Aku memungut lilin besar yang terguling di tanah lalu meletakkannya pada barisan di hadapanku, aku mengambil korek lalu menggesek batangnya cepat membuat kobaran api kecil menyinari Kuil remang tempatku berdiri. Aku menyalakan lilin – lilin di hadapanku satu per satu pelan, tiba – tiba suara pintu terdengar di telingaku membuat gerakanku terhenti cepat. Mataku melirik kecil menunjukkan bayangan seseorang dari sudut mataku, bayangan tidak familiar itu pun membuat rasa waspadaku tersulut dan aku membalikkan badanku cepat dengan lilin tanganku. Api lilin di tanganku menyinari wajah sosok itu, menunjukkan setiap lekukan wajahnya dengan jelas. Mata pria itu melebar kaget, membuatku melebarkan mataku melihat sosok pria asing yang tanpa sengaja ku temui beberapa waktu yang lalu. Aku menjatuhkan lilin di tanganku begitu saja membuat kobaran api perlahan menjalari seluruh Kuil dan mulai melahap Kuil itu dalam hitungan detik, mata pria itu tidak berputar dan ketakutan sama sekali tak tampak dalam wajahnya. Mataku menyipit melihat pria itu tidak menunjukkan reaksi yang aku inginkan, aku melangkahkan kakiku menginjak api yang menyala di hadapanku mendekat pada pria itu lalu mengulurkan tanganku hendak menutup mata pria itu perlahan.

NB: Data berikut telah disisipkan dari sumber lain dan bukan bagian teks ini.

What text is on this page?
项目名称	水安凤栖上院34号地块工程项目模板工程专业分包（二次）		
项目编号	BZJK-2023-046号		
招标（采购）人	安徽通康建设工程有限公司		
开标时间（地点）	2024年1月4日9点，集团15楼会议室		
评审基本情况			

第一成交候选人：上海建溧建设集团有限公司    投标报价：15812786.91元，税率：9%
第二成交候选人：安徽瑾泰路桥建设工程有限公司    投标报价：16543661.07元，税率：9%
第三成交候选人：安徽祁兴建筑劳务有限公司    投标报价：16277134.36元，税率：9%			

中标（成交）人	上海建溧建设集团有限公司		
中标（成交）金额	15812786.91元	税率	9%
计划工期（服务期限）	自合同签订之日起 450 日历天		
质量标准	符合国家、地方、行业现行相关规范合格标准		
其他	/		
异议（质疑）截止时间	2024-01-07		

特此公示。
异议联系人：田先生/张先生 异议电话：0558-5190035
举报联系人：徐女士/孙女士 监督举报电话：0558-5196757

Dong Bae melihat tanganku yang perlahan terulur ke arahnya itu pun mengangkat tangannya cepat mencengkram kuat lenganku, membuat mataku melebar kaget akan gerakan cepatnya itu. Ia menyunggingkan senyum miring di ujung bibirnya


"kau bukan manusia rupanya" sahutnya pelan.


Kobaran api yang melahap Kuil itu perlahan memadam dan hilang begitu saja, namun Kuil itu tampak baik – baik saja seperti tidak terjadi apapun sebelumnya. Aku memutar tanganku cepat menggenggam tangannya kuat kembali membuktikan bahwa kejadian hari itu adalah kesalahan kecil namun usahaku sia – sia, kejadian itu adalah kenyataan.


Ga Bi berlari panik masuk ke dalam Kuil cepat, langkahnya terhenti menatapku sedang mencengkeram erat tangan pria asing itu dengan mata tajam kami yang saling menatap satu sama lain. Ga Bi langsung berlari ke antara kami melepaskan cengkeramanku lalu mengulurkan tangannya hendak menutup mata Dong Bae, namun gerakannya terhenti mendengar suara pria itu


"makhluk apa kau?" tahannya,


Ga Bi pun menurunkan tangannya menatap pria yang mengarahkan matanya lurus ke arahku, Ga Bi berpaling menatapku lurus yang masih mengunci pandanganku pada pria asing itu, aku pun membuka mulutku cepat


"kau juga makhluk apa? Apa Hana yang mengirimmu kemari?" timpalku.


Pertanyaanku membuat Ga Bi menatap kami bergantian bingung, tidak tahu apa yang harus ia lakukan di tengah kami.


***


[1] Nenek.


[2] Sapaan "Hallo" dalam bahasa formal.